Rudi mengaku mengetahui kabar soal intimidasi yang dialami dr. Icha pada 13 Juni 2026. Setelah menerima informasi itu, ia langsung meminta para terapis di lingkungan Polda NTT untuk menjajaki kemungkinan pendampingan terhadap dokter tersebut.

1. Klaim sudah menghubungi keluarga untuk membantu

Kapolda NTT, Irjen Pol Rudi Darmoko, sempat tawari dr. Icha terapi kesehatan mental. (IDN Times/Putra Bali Mula)

Rudi mengatakan salah satu terapis Polda NTT yang juga merupakan rekan sejawat dr. Icha telah mencoba menghubungi pihak keluarga. Upaya itu dilakukan untuk menawarkan bantuan pemulihan psikologis melalui terapi USEFT.

"Sebenarnya begitu saya mendapatkan laporan mengenai kejadian almarhumah dr. Icha, saya sudah memerintahkan kepada para terapis yang ada di Polda NTT ini untuk membantu," kata Rudi di Markas Polda NTT, Sabtu (4/7/2026).

Namun, kata dia, pihak keluarga saat itu menyampaikan bahwa dr. Icha sudah lebih dulu menjalani penanganan oleh psikiater. Karena itu, tawaran terapi USEFT dari Polda NTT tidak sempat dijalankan.

"Sudah berusaha menghubungi keluarga dengan tujuan membantu supaya menetralkan depresinya. Namun sangat disayangkan almarhumah menolak karena sudah dirawat atau ditangani psikiater. Andaikata almarhumah berkenan kita bantu mungkin bisa berbeda ceritanya," ujarnya.

2. USEFT diyakini bisa bantu pulihkan kondisi mental

Keluarga dr. Icha datang melapor ke Polda NTT. (IDN Times/Putra Bali Mula)

Rudi menjelaskan metode USEFT diyakini dapat membantu menetralkan kondisi psikologis seseorang yang mengalami trauma, fobia, hingga depresi. Ia menyebut pendekatan ini telah digunakan oleh tim terapis di Polda NTT untuk sejumlah kasus.

Menurut dia, terapi ini dapat dilakukan secara langsung maupun jarak jauh melalui sambungan telepon atau layanan daring. Yang paling utama, kata Rudi, adalah adanya kemauan dari pasien untuk pulih.

"Hal yang terpenting adalah pasien atau klien ini memiliki keinginan untuk sembuh. Itu utamanya. Misalnya tidak ingin walaupun dia rasa masalah, itu tidak bisa karena terapis ini hanya mengarahkan saja," katanya.

Ia menambahkan, layanan terapi tersebut tidak dipungut biaya. Polda NTT, kata dia, membuka ruang bagi masyarakat yang membutuhkan bantuan pemulihan psikologis.

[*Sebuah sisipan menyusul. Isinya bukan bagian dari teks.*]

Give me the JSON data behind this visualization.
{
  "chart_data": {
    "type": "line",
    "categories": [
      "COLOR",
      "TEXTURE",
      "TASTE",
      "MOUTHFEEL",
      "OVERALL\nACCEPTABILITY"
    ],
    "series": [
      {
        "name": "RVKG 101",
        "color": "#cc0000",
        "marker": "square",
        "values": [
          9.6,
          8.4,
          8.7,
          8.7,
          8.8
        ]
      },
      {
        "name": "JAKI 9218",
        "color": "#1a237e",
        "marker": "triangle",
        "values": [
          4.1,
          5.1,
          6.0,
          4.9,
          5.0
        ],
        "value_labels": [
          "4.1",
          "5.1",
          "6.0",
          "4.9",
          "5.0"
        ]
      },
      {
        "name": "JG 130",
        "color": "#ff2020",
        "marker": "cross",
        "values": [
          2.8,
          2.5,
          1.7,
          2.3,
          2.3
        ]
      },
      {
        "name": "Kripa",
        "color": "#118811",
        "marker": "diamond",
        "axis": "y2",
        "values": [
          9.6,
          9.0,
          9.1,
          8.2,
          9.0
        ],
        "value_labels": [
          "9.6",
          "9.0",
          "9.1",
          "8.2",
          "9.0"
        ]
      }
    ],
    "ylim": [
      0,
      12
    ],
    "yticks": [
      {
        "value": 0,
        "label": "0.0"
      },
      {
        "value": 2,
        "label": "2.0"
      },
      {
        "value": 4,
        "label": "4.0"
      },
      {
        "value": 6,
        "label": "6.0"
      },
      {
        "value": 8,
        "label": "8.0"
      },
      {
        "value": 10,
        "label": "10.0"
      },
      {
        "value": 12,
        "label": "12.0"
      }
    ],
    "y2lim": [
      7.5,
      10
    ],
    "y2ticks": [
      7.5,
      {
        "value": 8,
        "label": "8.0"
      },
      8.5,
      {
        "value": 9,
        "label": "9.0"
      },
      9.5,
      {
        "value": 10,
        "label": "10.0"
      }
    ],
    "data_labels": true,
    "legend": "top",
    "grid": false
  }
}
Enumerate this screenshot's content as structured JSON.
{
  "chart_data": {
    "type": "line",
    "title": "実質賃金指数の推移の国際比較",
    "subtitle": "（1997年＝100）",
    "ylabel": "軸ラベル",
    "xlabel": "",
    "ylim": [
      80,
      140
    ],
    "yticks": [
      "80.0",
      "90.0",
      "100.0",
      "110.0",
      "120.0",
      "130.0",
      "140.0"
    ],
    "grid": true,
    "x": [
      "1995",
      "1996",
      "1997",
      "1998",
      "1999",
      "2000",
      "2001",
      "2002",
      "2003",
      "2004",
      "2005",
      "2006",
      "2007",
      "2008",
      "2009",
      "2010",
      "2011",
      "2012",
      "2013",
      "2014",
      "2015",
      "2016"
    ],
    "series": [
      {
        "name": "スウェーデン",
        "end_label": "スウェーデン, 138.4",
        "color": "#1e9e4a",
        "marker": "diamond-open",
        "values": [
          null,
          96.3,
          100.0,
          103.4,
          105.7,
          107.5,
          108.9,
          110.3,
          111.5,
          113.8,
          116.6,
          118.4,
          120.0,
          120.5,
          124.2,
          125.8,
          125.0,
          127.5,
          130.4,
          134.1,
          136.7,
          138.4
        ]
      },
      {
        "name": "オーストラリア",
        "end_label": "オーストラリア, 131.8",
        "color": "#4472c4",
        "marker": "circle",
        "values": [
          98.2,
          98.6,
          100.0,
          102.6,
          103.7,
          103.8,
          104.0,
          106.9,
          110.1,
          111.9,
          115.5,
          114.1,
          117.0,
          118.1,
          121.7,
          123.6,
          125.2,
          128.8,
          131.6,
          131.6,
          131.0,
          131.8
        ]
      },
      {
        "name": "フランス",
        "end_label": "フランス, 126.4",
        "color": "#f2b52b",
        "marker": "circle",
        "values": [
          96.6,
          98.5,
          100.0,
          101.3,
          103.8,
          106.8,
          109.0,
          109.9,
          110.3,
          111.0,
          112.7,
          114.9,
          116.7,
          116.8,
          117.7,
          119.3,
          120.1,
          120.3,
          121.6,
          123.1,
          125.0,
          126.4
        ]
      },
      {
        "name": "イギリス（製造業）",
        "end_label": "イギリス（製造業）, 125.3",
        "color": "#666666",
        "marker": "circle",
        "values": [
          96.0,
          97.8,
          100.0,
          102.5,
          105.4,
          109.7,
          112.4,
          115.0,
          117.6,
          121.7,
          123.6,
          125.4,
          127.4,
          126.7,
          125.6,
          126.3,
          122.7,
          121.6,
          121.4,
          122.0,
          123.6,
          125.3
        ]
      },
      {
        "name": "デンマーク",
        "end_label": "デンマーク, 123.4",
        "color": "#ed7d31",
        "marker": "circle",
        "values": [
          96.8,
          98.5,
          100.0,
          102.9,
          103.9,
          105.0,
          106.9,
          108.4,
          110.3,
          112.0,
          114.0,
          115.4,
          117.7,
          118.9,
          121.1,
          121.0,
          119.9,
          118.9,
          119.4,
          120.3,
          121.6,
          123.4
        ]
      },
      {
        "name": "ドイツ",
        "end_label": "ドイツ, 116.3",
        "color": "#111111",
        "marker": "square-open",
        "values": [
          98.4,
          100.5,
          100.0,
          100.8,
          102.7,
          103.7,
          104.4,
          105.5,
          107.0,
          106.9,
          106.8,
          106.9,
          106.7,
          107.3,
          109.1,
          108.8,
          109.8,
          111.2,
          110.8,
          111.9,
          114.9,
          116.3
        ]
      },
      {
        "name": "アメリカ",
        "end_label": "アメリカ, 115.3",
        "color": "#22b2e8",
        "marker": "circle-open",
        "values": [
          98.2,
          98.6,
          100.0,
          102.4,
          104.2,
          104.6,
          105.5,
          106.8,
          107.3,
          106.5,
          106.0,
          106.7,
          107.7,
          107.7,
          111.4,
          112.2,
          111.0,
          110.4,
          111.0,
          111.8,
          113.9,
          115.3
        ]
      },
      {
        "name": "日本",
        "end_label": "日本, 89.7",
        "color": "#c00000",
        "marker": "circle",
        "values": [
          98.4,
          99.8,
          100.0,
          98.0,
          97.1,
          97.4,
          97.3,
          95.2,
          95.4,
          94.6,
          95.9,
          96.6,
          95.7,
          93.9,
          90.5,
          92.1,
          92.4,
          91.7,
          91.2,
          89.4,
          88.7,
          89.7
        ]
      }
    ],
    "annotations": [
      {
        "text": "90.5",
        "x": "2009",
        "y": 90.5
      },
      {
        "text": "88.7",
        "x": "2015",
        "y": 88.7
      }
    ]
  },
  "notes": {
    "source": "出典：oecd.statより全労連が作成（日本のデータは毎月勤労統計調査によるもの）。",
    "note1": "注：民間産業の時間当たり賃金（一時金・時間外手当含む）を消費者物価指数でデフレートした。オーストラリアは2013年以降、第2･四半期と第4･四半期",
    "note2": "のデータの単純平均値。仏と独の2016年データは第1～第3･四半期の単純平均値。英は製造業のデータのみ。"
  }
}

3. Polda NTT sebut pernah menangani anak yang hendak bunuh diri

Ketua Bhayangkari Polda NTT Vily Rudi Darmoko memberi terapi untuk para anggota bhayangkari. (Dok Humas Polda NTT)

Rudi juga mencontohkan pengalaman timnya menangani seorang anak di Kabupaten Sikka yang disebut sempat memiliki keinginan mengakhiri hidup. Kasus itu, menurutnya, berhasil ditangani setelah orang tua korban meminta bantuan.

"Bahkan setelah kejadian dr. Icha itu saya mendapat laporan kejadian di Polres Sikka kalau tidak salah itu ada juga. Ada seorang anak yang mau bunuh diri tapi Alhamdulillah orangtuanya menginformasikan ke kita sehingga bisa tertangani," ungkapnya.

Ketua Bhayangkari Polda NTT, Vily Rudi Darmoko, yang juga menjadi salah satu terapis USEFT, mengatakan metode ini dinilai efektif untuk membantu korban trauma dan luka batin. Ia menyebut keberhasilan terapi sangat bergantung pada kesadaran pasien untuk mengakui masalah dan keinginan untuk sembuh.

"Teknik ini mudah sekali untuk kita lakukan tapi kuncinya klien atau pasien menyadari adanya masalah yang dirasakan dan keinginannya sendiri untuk sembuh. Sebenarnya tidak ada tantangan berarti karena kembali lagi kepada yang bersangkutan," katanya.